LoopViT: Scaling Visual ARC with Looped Transformers
Wen-Jie Shu, Xuerui Qiu, Rui-Jie Zhu, Harold Haodong Chen, Yexin Liu, Harry Yang

TL;DR
LoopViT introduces a recursive vision transformer architecture with weight-tied recurrence and a dynamic exit mechanism, enabling more efficient and scalable visual reasoning that outperforms larger models on the ARC-AGI benchmark.
Contribution
It proposes LoopViT, a novel recursive transformer with weight tying and a dynamic halting mechanism, decoupling reasoning depth from model capacity for improved efficiency.
Findings
LoopViT achieves 65.8% accuracy on ARC-AGI-1 with only 18M parameters.
It outperforms larger 73M-parameter ensembles on the same benchmark.
Adaptive iterative computation proves more scalable than increasing network width.
Abstract
Recent advances in visual reasoning have leveraged vision transformers to tackle the ARC-AGI benchmark.
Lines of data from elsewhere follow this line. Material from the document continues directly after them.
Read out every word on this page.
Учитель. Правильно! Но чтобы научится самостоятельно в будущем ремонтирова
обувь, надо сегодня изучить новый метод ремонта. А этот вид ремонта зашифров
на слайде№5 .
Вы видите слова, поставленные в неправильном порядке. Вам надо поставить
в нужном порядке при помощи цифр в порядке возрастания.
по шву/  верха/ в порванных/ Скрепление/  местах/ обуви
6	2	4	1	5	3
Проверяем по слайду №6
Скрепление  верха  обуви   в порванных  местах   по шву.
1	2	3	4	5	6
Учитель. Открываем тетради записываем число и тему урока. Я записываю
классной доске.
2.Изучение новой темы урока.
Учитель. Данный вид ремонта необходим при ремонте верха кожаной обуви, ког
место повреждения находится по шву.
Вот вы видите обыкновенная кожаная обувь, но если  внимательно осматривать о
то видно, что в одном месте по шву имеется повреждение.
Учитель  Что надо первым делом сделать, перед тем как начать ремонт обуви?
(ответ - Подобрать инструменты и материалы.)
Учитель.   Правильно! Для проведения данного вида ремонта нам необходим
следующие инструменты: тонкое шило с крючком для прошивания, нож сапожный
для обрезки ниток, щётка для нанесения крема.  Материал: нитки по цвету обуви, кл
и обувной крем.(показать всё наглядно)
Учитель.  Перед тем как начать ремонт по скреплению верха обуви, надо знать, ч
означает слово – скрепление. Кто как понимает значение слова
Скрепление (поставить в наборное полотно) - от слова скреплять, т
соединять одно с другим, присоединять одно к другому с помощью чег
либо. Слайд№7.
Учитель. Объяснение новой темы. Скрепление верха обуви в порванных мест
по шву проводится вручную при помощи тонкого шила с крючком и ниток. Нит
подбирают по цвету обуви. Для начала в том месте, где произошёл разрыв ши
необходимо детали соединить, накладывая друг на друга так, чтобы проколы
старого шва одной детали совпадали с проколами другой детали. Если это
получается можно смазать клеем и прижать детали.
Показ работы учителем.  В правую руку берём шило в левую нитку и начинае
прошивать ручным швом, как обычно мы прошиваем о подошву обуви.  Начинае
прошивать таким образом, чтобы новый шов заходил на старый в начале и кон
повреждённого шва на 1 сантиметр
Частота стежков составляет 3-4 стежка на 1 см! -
However, we argue that the feed-forward architecture, where computational depth is strictly bound to parameter size, falls short of capturing the iterative, algorithmic nature of human induction. In this work, we propose a recursive architecture called Loop-ViT, which decouples reasoning depth from model capacity through weight-tied recurrence. Loop-ViT iterates a weight-tied Hybrid Block, combining local convolutions and global attention, to form a latent chain of thought. Crucially, we introduce a parameter-free Dynamic Exit mechanism based on predictive entropy: the model halts inference when its internal state ``crystallizes" into a low-uncertainty attractor. Empirical results on the ARC-AGI-1 benchmark validate this perspective: our 18M model achieves 65.8% accuracy,…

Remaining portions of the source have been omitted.